According to the American Wind Energy Association, new U.S. wind energy installations totaled 8,358 MW. That increased the total wind power generating capacity by 50 percent to a total installed capacity of 25,170 MW.

Wind power also is accounting for a notable chunk of new power generating capacity installed across all industries. Last year, the new wind projects accounted for about 42 percent of the entire new power-producing capacity added nationwide.

Wind power’s success was not limited to the United States. According to the Global Wind Energy Council, more than 27,000 MW (27 GW) of new wind power generation capacity came online across the globe. That’s 36 percent more power than came online in 2007 and a 28.8 percent increase overall. Total global installations now stand at more than 120,800 MW.

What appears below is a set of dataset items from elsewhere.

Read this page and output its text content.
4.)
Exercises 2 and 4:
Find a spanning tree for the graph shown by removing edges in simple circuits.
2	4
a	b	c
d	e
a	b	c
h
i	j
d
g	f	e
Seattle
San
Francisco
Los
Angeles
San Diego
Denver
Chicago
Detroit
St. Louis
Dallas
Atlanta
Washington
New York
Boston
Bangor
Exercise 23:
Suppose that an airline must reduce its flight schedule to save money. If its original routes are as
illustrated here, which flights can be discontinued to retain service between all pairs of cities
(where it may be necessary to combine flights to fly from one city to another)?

While the United States took the top spot, other nations continue to challenge its lead. For example, China doubled its installed capacity for the fourth year in a row by adding about 6,300 MW, reaching a total of 12,200 MW. China and other Asian nations combined accounted for close to a third of all new capacity in 2008.

In Europe, almost 8,900 MW worth of new wind turbines brought total wind power generation capacity up to nearly 66,000 MW. This makes wind power the leading power source for new generation capacity there, according to the European Wind Energy Association (EWEA). The trend is spreading. While in the past, European growth was primarily spurred by established markets in Germany, Spain and Denmark, 2008 saw expansion led by other nations, including France, the United Kingdom and Italy.